Fairfax Media has given in to pressure from its biggest shareholder Gina Rinehart and granted a board seat to a friend of the mining magnate, Jack Cowin, of Hungry Jack's fame.
Mr Cowin joins the board immediately as an independent director, the company said in a statement.
“We are very pleased that Mr Cowin, an experienced media investor and director, has accepted our invitation to join the Board," said chairman Roger Corbett in the statement.
The recent war of words between Mrs Rinehart and the board over how many seats - if any - she should be granted for her stake may not, however, be over.
“Our discussions with Mr Cowin over recent months have made it clear that he has considerable value to add to the company," Mr Corbett said. "Neither Mr Cowin or Fairfax Media consider his appointment as being indicative or connected to the potential outcomes of the company’s inconclusive discussions with Hancock Prospecting Pty Ltd."
Mrs Rinehart owns 14.99 per cent of Fairfax through her Hancock Prospecting company.
Mr Cowin agreed to the same conditions are other board members, including editorial independence, the company said.
The issue of editorial independence was central to the decision of the Fairfax board not to offer Mrs Rinehart a seat. She has demanded as many as three seats and at the end of June gave Mr Corbett an ultimatum to lift the company's share price by 50 per cent to 87 cents by the company's annual general meeting later this year.
One media analyst said the ultimate significance of the board appointment is not yet clear.
Shares of Fairfax Media, publisher of this website, were up as much as 1 cent, or 1.8 per cent, to 57.5 cents in early trading.
Mr Cowin is an old friend of Mrs Rinehart's and her father, Lang Hancock, before her. The Canadian-born businessman has repeatedly advised her to invest in media, and was at Mrs Rinehart's side when she first visited the offices of Fairfax Media in Sydney earlier this year.
Mr Cowin has also previously condemned the company's decision not to appoint Mrs Rinehart to the board citing her extensive business success, according to reports. However, he added that Mrs Rinehart should not have direct contact with journalists.
Morningstar senior media analyst Tim Montague-Jones expressed surprise that a board member of Ten Network could take a seat on Fairfax's board, given the potential media concentration issues.
“(Mr Cowin) is also a board member of Channel Ten and I’m surprised he doesn’t have to relinquish that board seat to go on to Fairfax,” said Mr Montague-Jones.
“I’m sure Gina want to get on the board too," he said. "It’s pretty obvious she wants a board seat.”
“It will be interesting to see what happens next,” said Mr Jones. “The plot thickens.”
Mr Corbett, though, said the company believes Mr Cowin - the founder of the successful Hungry Jack's burger chain - will bring useful skills to the Fairfax board.

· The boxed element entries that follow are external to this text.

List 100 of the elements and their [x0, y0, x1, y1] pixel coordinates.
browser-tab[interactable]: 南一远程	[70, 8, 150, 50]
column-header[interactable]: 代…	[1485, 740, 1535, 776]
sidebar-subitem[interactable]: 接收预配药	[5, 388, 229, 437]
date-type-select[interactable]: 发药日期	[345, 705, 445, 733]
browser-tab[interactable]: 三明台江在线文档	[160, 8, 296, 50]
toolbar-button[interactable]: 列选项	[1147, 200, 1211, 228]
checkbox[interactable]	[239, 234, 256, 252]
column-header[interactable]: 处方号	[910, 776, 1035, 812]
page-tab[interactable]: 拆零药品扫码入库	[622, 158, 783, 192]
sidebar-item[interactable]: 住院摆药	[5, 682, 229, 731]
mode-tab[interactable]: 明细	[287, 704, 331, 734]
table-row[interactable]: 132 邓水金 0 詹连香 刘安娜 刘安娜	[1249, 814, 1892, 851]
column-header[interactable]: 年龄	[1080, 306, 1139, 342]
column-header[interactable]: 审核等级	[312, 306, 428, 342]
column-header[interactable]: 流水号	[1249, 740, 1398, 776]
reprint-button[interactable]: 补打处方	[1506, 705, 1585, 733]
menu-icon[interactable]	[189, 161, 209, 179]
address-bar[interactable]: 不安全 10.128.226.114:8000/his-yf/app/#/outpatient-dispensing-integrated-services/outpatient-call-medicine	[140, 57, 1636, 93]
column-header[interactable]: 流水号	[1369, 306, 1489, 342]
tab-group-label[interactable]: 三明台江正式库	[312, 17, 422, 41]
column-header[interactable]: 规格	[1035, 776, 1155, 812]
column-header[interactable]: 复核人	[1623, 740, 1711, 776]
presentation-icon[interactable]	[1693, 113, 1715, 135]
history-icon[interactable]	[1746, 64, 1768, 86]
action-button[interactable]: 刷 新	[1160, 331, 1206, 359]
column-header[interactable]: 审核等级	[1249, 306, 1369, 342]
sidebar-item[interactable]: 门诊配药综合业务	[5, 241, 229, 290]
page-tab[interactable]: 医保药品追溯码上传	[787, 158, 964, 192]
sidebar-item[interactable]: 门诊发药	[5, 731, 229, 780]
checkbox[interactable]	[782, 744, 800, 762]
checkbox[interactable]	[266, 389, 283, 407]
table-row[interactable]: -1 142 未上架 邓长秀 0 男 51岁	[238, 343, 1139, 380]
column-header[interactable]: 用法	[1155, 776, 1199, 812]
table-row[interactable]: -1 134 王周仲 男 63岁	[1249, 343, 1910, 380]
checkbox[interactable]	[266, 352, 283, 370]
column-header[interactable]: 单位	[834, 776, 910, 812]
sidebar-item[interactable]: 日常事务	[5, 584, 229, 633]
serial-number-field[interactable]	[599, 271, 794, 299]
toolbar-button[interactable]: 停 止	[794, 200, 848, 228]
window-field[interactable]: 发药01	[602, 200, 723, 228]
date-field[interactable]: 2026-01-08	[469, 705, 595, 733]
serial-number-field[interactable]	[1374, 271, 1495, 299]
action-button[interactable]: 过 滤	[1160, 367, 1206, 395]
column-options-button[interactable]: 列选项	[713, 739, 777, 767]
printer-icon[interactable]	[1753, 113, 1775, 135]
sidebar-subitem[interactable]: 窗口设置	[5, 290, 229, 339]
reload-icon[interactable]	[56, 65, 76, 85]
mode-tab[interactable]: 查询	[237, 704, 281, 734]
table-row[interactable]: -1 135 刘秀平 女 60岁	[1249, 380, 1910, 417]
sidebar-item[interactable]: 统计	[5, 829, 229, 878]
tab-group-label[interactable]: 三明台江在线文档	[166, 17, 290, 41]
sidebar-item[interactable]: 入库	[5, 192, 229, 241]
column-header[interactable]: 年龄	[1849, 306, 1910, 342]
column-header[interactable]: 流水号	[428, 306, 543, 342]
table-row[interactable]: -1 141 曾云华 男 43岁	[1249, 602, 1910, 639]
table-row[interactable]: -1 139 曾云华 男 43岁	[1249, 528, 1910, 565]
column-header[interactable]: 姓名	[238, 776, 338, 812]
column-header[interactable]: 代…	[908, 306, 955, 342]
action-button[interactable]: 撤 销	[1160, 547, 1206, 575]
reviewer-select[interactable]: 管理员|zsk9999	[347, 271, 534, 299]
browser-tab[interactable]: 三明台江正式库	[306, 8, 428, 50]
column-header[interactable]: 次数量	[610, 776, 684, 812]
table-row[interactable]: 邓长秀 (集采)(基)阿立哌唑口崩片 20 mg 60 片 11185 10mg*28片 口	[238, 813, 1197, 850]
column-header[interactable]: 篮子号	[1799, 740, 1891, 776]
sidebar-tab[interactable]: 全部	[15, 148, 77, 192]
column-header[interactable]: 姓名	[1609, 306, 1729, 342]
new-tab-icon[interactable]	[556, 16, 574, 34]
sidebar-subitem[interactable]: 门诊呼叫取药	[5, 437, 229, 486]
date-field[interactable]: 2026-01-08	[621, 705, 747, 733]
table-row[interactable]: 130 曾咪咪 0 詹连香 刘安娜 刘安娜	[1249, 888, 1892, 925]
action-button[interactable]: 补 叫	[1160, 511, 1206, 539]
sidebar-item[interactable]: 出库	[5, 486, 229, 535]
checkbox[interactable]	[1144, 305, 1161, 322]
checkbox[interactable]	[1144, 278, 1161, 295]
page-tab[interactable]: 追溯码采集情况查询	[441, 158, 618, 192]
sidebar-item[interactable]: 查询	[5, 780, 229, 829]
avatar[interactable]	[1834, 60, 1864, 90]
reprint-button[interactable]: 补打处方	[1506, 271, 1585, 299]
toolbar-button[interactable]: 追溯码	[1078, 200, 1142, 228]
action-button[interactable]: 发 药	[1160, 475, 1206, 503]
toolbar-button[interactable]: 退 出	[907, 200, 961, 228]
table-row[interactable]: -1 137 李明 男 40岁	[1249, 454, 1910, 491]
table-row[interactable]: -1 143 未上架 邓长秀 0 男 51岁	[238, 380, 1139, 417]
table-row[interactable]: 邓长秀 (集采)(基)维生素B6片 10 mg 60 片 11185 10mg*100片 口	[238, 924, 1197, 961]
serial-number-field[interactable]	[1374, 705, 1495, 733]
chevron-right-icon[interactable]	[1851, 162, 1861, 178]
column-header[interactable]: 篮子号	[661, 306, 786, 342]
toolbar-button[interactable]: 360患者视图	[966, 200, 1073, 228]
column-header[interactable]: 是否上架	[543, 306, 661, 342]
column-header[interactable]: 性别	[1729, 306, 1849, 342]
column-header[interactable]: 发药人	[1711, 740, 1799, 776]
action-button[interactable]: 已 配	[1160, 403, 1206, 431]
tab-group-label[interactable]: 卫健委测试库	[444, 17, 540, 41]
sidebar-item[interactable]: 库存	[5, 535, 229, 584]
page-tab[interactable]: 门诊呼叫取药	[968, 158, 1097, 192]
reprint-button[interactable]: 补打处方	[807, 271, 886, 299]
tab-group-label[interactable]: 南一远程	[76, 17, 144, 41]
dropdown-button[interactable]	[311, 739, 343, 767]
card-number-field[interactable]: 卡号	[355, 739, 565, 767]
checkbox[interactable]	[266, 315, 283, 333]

"Jack is one of Australia’s most respected and experienced entrepreneurs and directors. He has been a long-term investor in the media and we welcome his great media experience, independence of thought and insights,” Mr Corbett said.
BRW's latest rich list credits Mr Cowin with a fortune of $610 million, placing him 63rd in Australia. While a tidy sum, Mr Cowin's wealth is a fraction of the $29.17 billion BRW estimates Mrs Rinehart is worth, making her the richest woman in the world.
Mr Cowin has been a director at Ten since 1998, and is a director of the Sydney Olympic Park Authority and Chandler McLeod Ltd and is a director and major shareholder of Bridge Climb, the statement noted.